The latest look back at old classified advertisements features a 1952 Jaguar C-Type offered for sale in a 1962 issue of Road & Track for $3,500.
The Jaguar C-Type is a racing car built by Jaguar and sold from 1951 to 1953. Its aerodynamic body was designed by Malcolm Sayer, its lightweight, multi-tubular, triangulated frame designed by Bob Knight. A total of 52 were built. The “C” designation stood for Competition, there being no A- or B-Type Jaguars.
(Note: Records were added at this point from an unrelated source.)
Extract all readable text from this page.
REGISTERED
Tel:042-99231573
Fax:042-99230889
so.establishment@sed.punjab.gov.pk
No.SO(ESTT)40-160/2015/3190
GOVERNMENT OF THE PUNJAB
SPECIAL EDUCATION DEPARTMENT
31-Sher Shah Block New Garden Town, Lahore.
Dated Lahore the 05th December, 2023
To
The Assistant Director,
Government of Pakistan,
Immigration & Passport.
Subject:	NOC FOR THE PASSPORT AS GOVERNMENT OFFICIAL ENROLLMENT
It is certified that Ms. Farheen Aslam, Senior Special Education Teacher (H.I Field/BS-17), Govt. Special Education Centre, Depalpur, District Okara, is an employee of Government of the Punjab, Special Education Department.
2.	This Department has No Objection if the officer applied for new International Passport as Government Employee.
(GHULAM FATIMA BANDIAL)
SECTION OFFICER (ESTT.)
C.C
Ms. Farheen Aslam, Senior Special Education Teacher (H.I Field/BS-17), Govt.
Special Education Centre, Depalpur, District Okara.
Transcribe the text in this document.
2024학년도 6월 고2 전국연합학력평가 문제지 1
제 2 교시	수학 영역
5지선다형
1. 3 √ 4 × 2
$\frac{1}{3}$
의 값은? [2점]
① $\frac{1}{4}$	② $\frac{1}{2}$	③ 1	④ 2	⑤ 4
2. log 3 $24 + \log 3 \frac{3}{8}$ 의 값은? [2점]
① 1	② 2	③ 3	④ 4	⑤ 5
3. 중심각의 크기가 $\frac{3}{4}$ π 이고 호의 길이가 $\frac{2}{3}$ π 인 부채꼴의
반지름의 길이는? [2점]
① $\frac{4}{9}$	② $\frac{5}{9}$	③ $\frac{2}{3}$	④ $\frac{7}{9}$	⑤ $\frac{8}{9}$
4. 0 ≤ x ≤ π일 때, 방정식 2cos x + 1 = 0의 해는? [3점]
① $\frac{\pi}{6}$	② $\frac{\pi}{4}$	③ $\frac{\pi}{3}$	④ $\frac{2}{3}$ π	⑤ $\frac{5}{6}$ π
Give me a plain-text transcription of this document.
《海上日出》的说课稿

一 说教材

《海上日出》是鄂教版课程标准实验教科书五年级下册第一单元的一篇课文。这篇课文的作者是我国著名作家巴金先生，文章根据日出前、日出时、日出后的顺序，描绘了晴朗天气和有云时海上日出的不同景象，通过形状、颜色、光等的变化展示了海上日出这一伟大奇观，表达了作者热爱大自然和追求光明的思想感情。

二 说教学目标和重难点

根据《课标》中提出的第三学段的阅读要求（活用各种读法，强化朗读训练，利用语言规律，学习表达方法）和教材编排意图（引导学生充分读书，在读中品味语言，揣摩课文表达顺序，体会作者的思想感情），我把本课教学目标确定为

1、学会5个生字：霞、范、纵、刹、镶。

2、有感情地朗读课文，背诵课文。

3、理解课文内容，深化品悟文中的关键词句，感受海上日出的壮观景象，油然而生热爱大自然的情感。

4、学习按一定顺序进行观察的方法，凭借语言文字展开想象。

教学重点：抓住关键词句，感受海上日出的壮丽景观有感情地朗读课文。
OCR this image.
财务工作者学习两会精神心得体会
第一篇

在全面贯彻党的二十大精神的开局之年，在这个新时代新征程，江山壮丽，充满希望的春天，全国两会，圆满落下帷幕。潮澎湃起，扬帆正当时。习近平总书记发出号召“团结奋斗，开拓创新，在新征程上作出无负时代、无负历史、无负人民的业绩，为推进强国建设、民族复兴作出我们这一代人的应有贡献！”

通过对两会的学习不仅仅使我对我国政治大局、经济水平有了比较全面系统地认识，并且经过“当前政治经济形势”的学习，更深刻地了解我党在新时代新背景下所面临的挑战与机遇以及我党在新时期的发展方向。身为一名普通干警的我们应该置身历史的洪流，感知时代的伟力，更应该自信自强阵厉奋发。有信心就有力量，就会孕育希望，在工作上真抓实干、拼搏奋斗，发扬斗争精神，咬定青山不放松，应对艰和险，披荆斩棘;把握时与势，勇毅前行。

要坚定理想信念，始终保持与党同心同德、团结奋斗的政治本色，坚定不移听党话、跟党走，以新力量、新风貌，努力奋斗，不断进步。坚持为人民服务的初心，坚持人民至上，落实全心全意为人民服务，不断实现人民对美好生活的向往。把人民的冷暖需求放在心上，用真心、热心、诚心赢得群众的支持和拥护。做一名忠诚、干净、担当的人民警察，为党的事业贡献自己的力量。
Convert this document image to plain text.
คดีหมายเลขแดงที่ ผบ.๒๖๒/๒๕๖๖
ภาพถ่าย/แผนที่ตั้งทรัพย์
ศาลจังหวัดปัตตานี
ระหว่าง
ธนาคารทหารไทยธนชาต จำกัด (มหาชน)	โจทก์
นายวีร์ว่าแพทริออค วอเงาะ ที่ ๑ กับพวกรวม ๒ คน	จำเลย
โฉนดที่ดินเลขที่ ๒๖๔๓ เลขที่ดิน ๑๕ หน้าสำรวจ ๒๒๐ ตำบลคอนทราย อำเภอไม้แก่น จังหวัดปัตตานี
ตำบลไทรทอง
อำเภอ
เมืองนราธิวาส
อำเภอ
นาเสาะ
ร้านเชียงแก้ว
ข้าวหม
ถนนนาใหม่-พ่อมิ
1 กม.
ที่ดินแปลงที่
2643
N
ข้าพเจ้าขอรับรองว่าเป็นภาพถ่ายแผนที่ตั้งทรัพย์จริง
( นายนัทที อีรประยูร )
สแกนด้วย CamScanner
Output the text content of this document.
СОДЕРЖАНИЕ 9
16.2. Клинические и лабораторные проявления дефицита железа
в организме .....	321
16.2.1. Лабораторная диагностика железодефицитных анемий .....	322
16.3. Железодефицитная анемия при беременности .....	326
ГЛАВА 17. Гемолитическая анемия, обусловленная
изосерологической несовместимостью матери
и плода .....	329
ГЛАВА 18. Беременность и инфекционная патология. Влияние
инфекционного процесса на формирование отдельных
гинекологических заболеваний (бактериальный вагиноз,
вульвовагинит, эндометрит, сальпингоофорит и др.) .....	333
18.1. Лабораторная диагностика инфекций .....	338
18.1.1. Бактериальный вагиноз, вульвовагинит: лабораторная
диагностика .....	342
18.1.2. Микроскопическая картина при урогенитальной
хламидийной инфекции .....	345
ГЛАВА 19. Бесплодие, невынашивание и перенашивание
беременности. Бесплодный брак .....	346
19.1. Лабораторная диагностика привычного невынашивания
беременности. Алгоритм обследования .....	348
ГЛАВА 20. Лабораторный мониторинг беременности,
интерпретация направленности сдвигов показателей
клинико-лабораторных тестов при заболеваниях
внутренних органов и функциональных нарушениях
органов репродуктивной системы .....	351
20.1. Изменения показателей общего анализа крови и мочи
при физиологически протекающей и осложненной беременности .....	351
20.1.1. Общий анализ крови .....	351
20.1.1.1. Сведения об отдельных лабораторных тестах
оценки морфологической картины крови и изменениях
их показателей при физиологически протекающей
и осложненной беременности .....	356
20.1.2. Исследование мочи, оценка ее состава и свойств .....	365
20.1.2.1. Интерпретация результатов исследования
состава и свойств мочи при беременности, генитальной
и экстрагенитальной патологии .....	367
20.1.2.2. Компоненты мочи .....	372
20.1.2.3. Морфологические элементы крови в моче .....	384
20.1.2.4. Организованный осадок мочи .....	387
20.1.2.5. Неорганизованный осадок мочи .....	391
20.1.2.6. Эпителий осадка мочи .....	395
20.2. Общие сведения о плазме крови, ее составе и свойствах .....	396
Mechanically, the C-Type used a modified running gear of the contemporary Jaguar XK120 sports car. The twin-cam, straight-6 engine was tuned to around 205 bhp rather than 160 to 180 bhp of the road car. The custom, tubular chassis and aluminum body-panels, along with the elimination of all creature-comforts, helped the car to shed nearly 1,000 lb compared to a comparable Jaguar road-car. The later C-Types were more powerful, using triple twin-choke Weber carburetors and high-lift camshaft. They were also lighter and carried better brakes, by means of all-round disc brakes.
The Jaguar C-Type won the 24 Hours of Le Mans race at its first attempt in 1951, driven by Peter Walker and Peter Whitehead. Stirling Moss also drove one of the cars, but retired after running very strongly. In 1952, Jaguar, worried by reports of the speed of the Mercedes-Benz 300SL, modified the aerodynamics to increase the top speed. However, this necessitated a rearrangement of the car’s cooling system, and subsequently all three entries retired due to overheating. In 1953, the car won Le Mans again, in a lightened, more powerful configuration, driven by Duncan Hamilton and Tony Rolt. This victory marked the first time the race had been won at an average of over 100 mph (105.85 mph). In 1954, the C-Type’s final year at Le Mans, the Ecurie Francorchamps entry driven by Roger Laurent and Jacques Swaters finished in fourth place.
This particular Jaguar C-Type, believed to be chassis number XKC-013, had a brief racing history in the United States, but with no significant wins. It is advertised as being in “excellent condition” and the seller offers to trade up or down for a Mercedes 300SL Gullwing or a Lincoln Mark II Continental. Which one is up and which is down?
The Cars That Matter January – April 2009 price guide suggests a $2,800,000 – $4,500,000 price range for a Jaguar C-Type. If you bought the C-Type in 1962, then your investment would have returned approximately 16% over 45 years.